Он вытянул вперед руки, небольшие крепкие руки, которые могли делать любую работу. Крестьяне зашумели, задвигались. Полмер поднялся с места, пробрался к Хичкоку и, стоя над ним, стал тихо советовать что-то. Как копать… Где что сеять… Куда класть торф…

Генри подошел к Джерарду, улыбнулся, и что-то от прежнего лихого офицера промелькнуло в его глазах.

7. ПАСХА

— Проповедники ему мешают. — Пастор Платтен сердито мерил шагами мягкий половик сумрачного зала. — Царство божье на земле!? Ересь какая!

— А вы обратили внимание — он предлагает отнять у священнослужителей десятину, — поддакнул Нед Саттон. Он сидел в кресле у камина, и блестящая лысая голова его каждый раз поворачивалась вслед пастору.
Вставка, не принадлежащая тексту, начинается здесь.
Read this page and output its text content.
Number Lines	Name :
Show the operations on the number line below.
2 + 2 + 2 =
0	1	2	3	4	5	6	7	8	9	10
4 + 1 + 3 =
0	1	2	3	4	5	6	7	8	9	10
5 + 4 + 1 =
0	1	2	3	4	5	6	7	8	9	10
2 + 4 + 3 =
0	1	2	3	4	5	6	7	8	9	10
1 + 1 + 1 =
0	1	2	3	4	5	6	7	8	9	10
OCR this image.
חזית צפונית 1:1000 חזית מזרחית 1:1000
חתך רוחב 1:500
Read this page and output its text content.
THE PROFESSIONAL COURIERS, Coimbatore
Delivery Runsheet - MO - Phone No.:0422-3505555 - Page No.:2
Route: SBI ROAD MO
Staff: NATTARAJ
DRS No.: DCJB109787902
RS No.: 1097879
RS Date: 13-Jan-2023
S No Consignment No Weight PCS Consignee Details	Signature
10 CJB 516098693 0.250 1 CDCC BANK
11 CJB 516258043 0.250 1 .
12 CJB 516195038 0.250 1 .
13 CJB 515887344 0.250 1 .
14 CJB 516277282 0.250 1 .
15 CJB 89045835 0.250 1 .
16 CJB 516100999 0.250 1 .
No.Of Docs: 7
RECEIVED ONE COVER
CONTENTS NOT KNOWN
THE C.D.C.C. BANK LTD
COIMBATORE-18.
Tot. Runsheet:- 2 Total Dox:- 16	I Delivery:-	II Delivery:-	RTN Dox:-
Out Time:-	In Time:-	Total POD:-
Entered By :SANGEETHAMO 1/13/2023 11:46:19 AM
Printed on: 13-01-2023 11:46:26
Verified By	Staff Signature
— Это и есть ниспровержение устоев, — убежденно сказал Платтен и поднял указательный палец. — Смотрите, что он пишет: «Король Карл… правил Англией как завоеватель, ибо его властью нас не допускали к земле, и он был бы рад лучше увидеть, как мы умираем с голоду, или повесить нас на суку, чем позволить нам возделывать общинную землю для нашего пропитания». Но этого мало! Он утверждает, что с установлением республики мы, лорды, уже не имеем права на свою землю!

От возмущения маленькие глазки бейлифа потемнели.

— А не хочет ли он сказать, что мы, фригольдеры, тоже не можем называть землю своею! Но ведь сразу, как установили республику, издали акт, что все старые законы остаются в силе.

— А вы знаете, что он на это отвечает? Постойте… Вот: этот акт, видите ли, был издан только для того, чтобы помешать беспорядкам и мятежам, которые могли возникнуть сразу после казни. А теперь, после отмены монархии и установления республики, и этот акт, и все другие древние законы потеряли силу!

— Как потеряли силу? — Нед вскочил, и они вместе с пастором склонились над брошюрой.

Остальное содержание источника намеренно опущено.